Weighted KNN on a feature (mutation) matrix with optional upweighting of user-specified "core" features, optional exclusion of "hidden" features, and optional optimization of an explicit outgroup (e.g. "Other"). WARNING: This function is not one of the core DLBCLone functions. You should probably be using DLBCLone_predict instead!

Usage

DLBCLone_KNN(
  features_df,
  metadata,
  core_features = NULL,
  core_feature_multiplier = 1.5,
  hidden_features = NULL,
  min_k = 5,
  max_k = 60,
  truth_column = "lymphgen",
  truth_classes = c("EZB", "BN2", "ST2", "MCD", "N1", "Other"),
  other_class = "Other",
  optimize_for_other = TRUE,
  predict_unlabeled = FALSE,
  plot_samples = NULL,
  DLBCLone_KNN_out = NULL,
  seed = 12345,
  epsilon = 0.001,
  weighted_votes = TRUE,
  skip_umap = FALSE
)

Arguments

features_df

Numeric matrix/data.frame (rows = samples, cols = features).

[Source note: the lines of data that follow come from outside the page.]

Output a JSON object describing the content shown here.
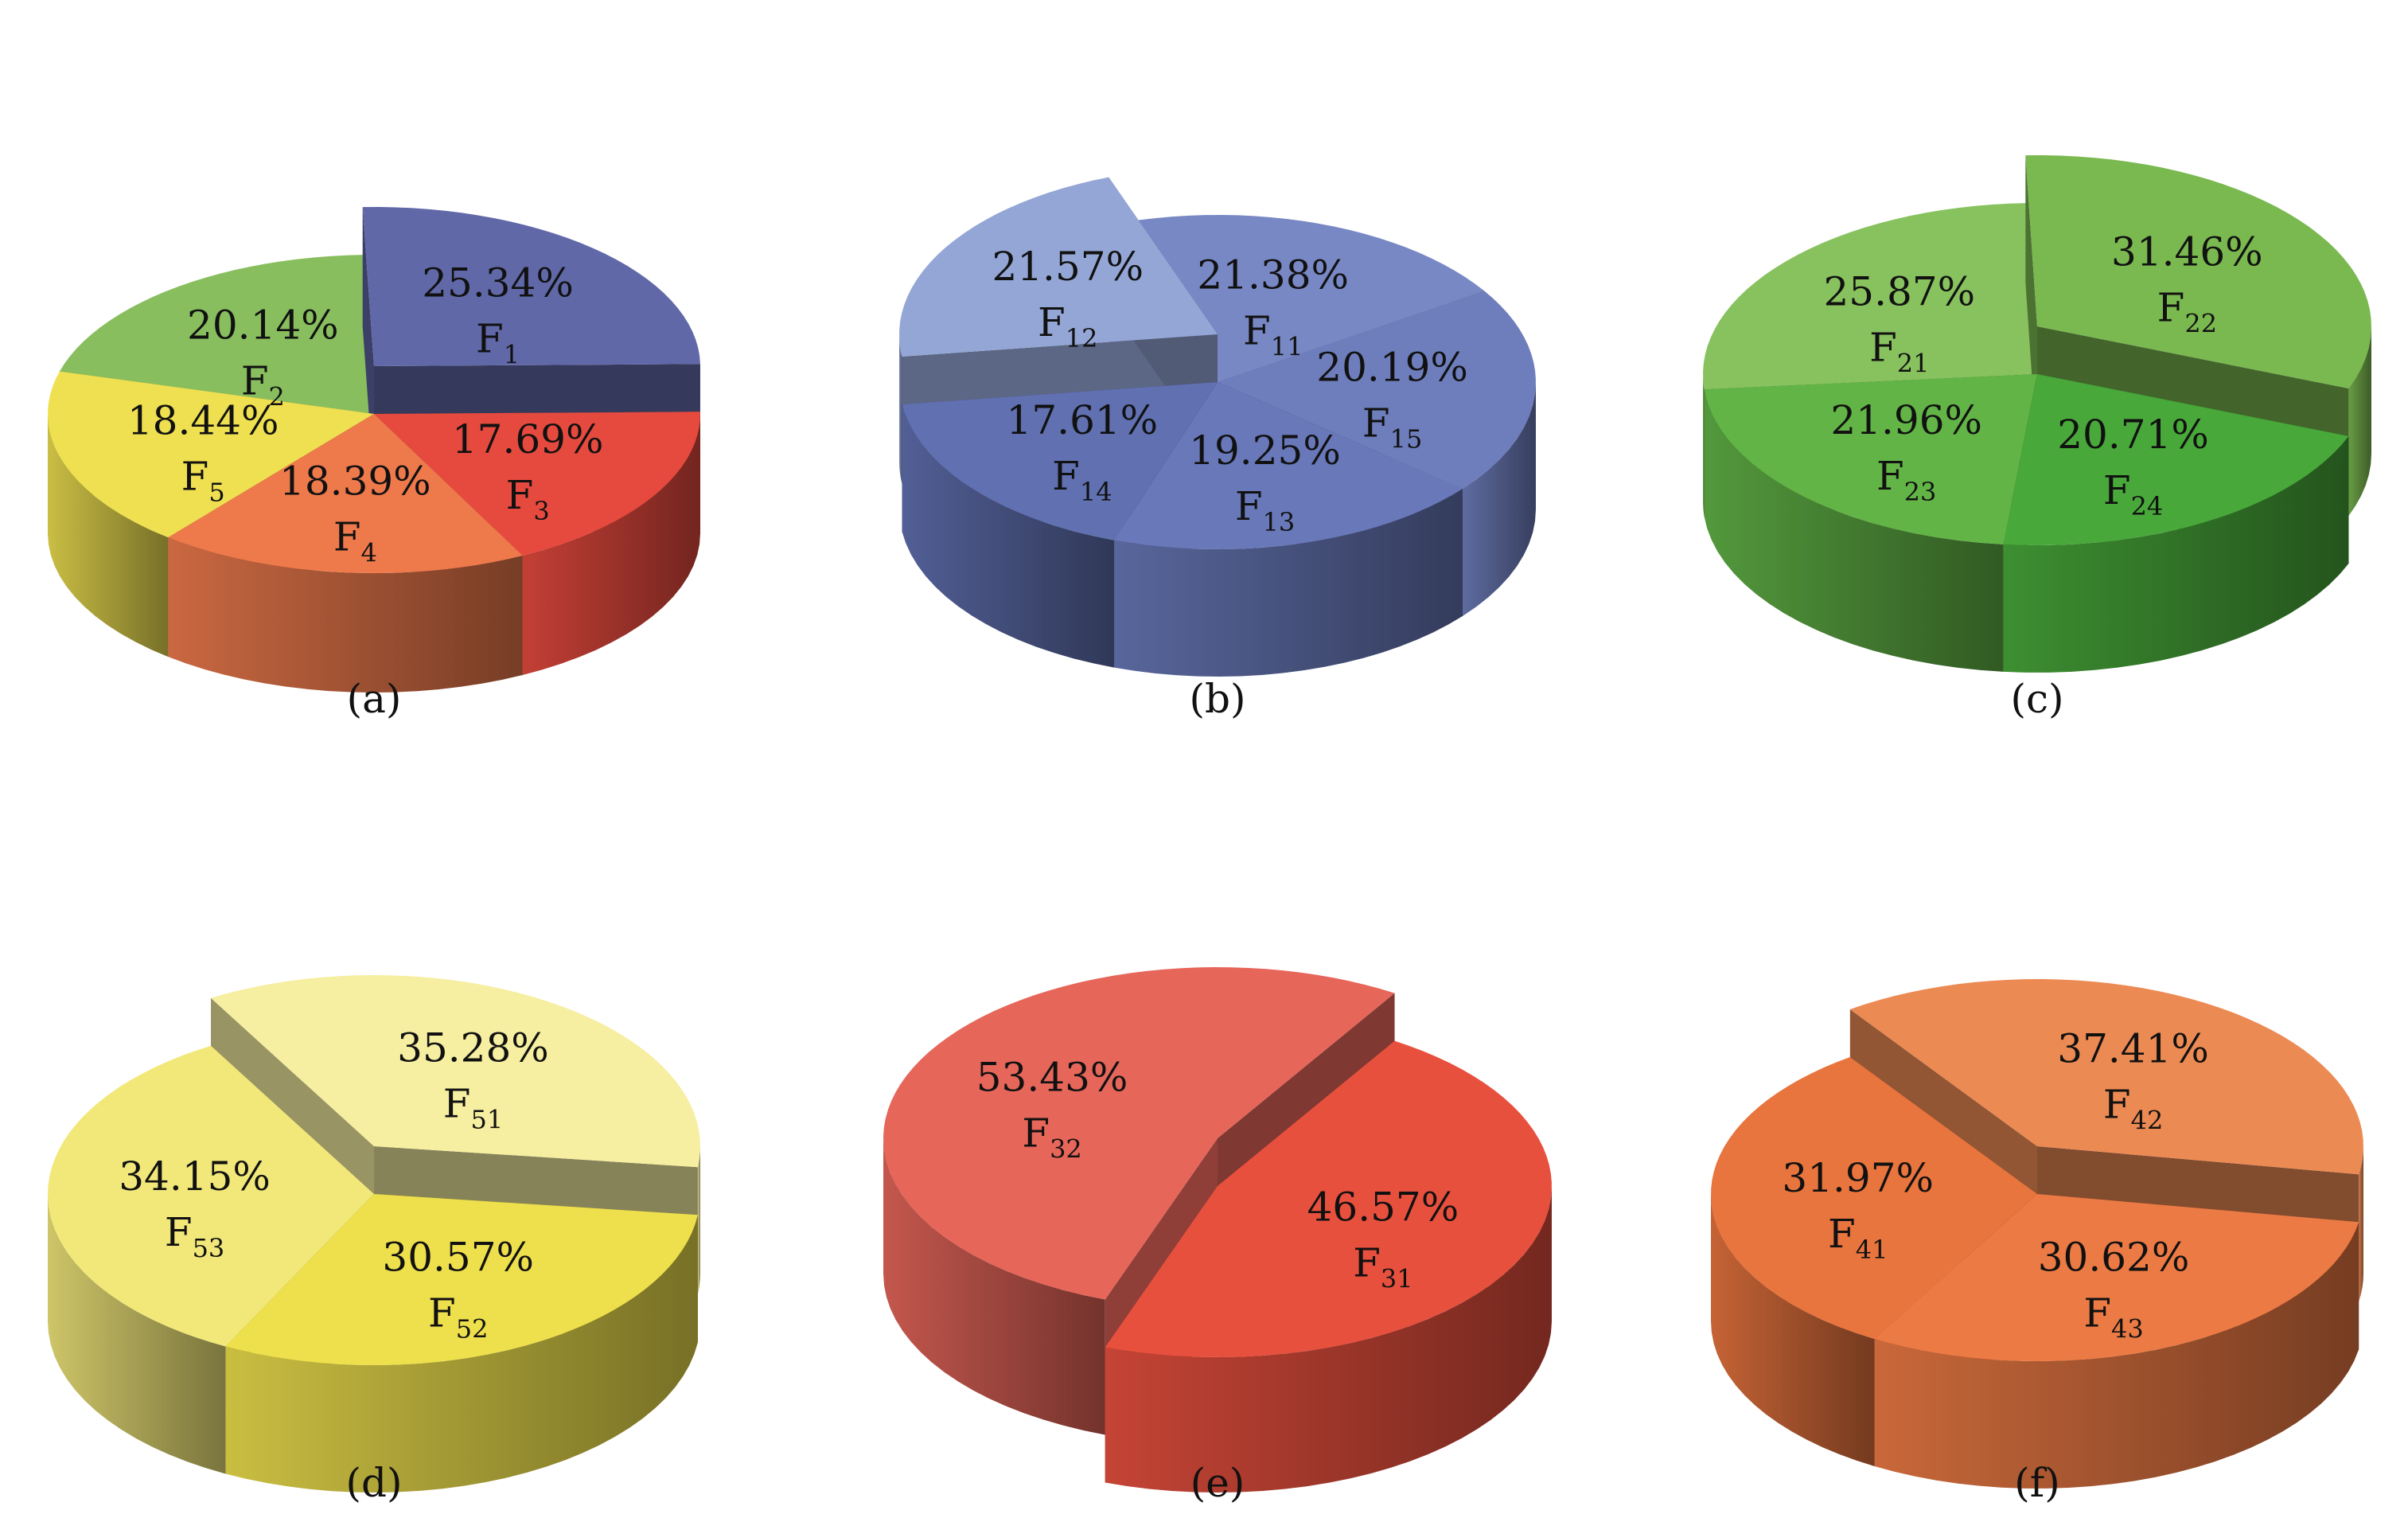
{
  "chart_data": [
    {
      "type": "pie",
      "caption": "(a)",
      "slices": [
        {
          "label": "F",
          "sub": "1",
          "value": 25.34,
          "display": "25.34%",
          "color": "#6068A8",
          "exploded": true
        },
        {
          "label": "F",
          "sub": "3",
          "value": 17.69,
          "display": "17.69%",
          "color": "#E64A3E",
          "exploded": false
        },
        {
          "label": "F",
          "sub": "4",
          "value": 18.39,
          "display": "18.39%",
          "color": "#EE7A4C",
          "exploded": false
        },
        {
          "label": "F",
          "sub": "5",
          "value": 18.44,
          "display": "18.44%",
          "color": "#EEE050",
          "exploded": false
        },
        {
          "label": "F",
          "sub": "2",
          "value": 20.14,
          "display": "20.14%",
          "color": "#88BE5E",
          "exploded": false
        }
      ]
    },
    {
      "type": "pie",
      "caption": "(b)",
      "slices": [
        {
          "label": "F",
          "sub": "11",
          "value": 21.38,
          "display": "21.38%",
          "color": "#7888C4",
          "exploded": false
        },
        {
          "label": "F",
          "sub": "15",
          "value": 20.19,
          "display": "20.19%",
          "color": "#6E7EBC",
          "exploded": false
        },
        {
          "label": "F",
          "sub": "13",
          "value": 19.25,
          "display": "19.25%",
          "color": "#6878B8",
          "exploded": false
        },
        {
          "label": "F",
          "sub": "14",
          "value": 17.61,
          "display": "17.61%",
          "color": "#6070B0",
          "exploded": false
        },
        {
          "label": "F",
          "sub": "12",
          "value": 21.57,
          "display": "21.57%",
          "color": "#94A6D6",
          "exploded": true
        }
      ]
    },
    {
      "type": "pie",
      "caption": "(c)",
      "slices": [
        {
          "label": "F",
          "sub": "22",
          "value": 31.46,
          "display": "31.46%",
          "color": "#7AB850",
          "exploded": true
        },
        {
          "label": "F",
          "sub": "24",
          "value": 20.71,
          "display": "20.71%",
          "color": "#48A83A",
          "exploded": false
        },
        {
          "label": "F",
          "sub": "23",
          "value": 21.96,
          "display": "21.96%",
          "color": "#62B446",
          "exploded": false
        },
        {
          "label": "F",
          "sub": "21",
          "value": 25.87,
          "display": "25.87%",
          "color": "#88C25E",
          "exploded": false
        }
      ]
    },
    {
      "type": "pie",
      "caption": "(d)",
      "slices": [
        {
          "label": "F",
          "sub": "51",
          "value": 35.28,
          "display": "35.28%",
          "color": "#F6EEA0",
          "exploded": true
        },
        {
          "label": "F",
          "sub": "52",
          "value": 30.57,
          "display": "30.57%",
          "color": "#EEE04C",
          "exploded": false
        },
        {
          "label": "F",
          "sub": "53",
          "value": 34.15,
          "display": "34.15%",
          "color": "#F2E87A",
          "exploded": false
        }
      ]
    },
    {
      "type": "pie",
      "caption": "(e)",
      "slices": [
        {
          "label": "F",
          "sub": "31",
          "value": 46.57,
          "display": "46.57%",
          "color": "#E8503E",
          "exploded": false
        },
        {
          "label": "F",
          "sub": "32",
          "value": 53.43,
          "display": "53.43%",
          "color": "#E6665A",
          "exploded": true
        }
      ]
    },
    {
      "type": "pie",
      "caption": "(f)",
      "slices": [
        {
          "label": "F",
          "sub": "42",
          "value": 37.41,
          "display": "37.41%",
          "color": "#EC8A54",
          "exploded": true
        },
        {
          "label": "F",
          "sub": "43",
          "value": 30.62,
          "display": "30.62%",
          "color": "#EC7A44",
          "exploded": false
        },
        {
          "label": "F",
          "sub": "41",
          "value": 31.97,
          "display": "31.97%",
          "color": "#E8743E",
          "exploded": false
        }
      ]
    }
  ]
}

Row names must be sample IDs.

metadata

Data frame with at least sample_id and the ground-truth label column given in truth_column.

core_features

Character vector of feature names to upweight (optional).

core_feature_multiplier

Numeric multiplier for core_features.

hidden_features

Character vector of feature names to drop (optional).

min_k, max_k

Integer K range to explore when optimizing.

truth_column

Name of metadata column with ground-truth class labels.

truth_classes

Character vector of all classes to consider (including other_class if you intend to optimize for it).

other_class

Name of the explicit outgroup class (default: "Other").

optimize_for_other

Logical; if TRUE, computes a separate "other" score (ratio) and searches a purity threshold; if FALSE, treats all classes symmetrically.

predict_unlabeled

If TRUE, re-runs KNN to classify samples that were present in features_df but not in metadata.

plot_samples

Optional vector of sample_ids to keep in example plots.

DLBCLone_KNN_out

Optional prior result; if supplied, its learned parameters are reused (skip optimization).

seed

Random seed.

epsilon

Small value added to distances before weighting.

weighted_votes

If FALSE, neighbors are unweighted (equal votes).

skip_umap

If TRUE, skip layout optimization plots at the end.

Value

A list with fields including:

predictions

Per-sample vote/score summary and predicted labels

DLBCLone_k_best_k

Best K found

DLBCLone_k_purity_threshold

Best purity threshold (if applicable)

DLBCLone_k_accuracy

Best accuracy metric achieved

truth_classes, truth_column

Echoed arguments

unlabeled_predictions

Predictions for unlabeled samples (if requested)

df

Annotated layout for plotting (when built in this run)

plot_truth, plot_predicted

ggplots when built in this run

Details

This version removes hard-coded LymphGen class names and instead derives the in-group classes and the outgroup column name from the arguments truth_classes and other_class. It keeps backward compatibility for the default LymphGen-like usage.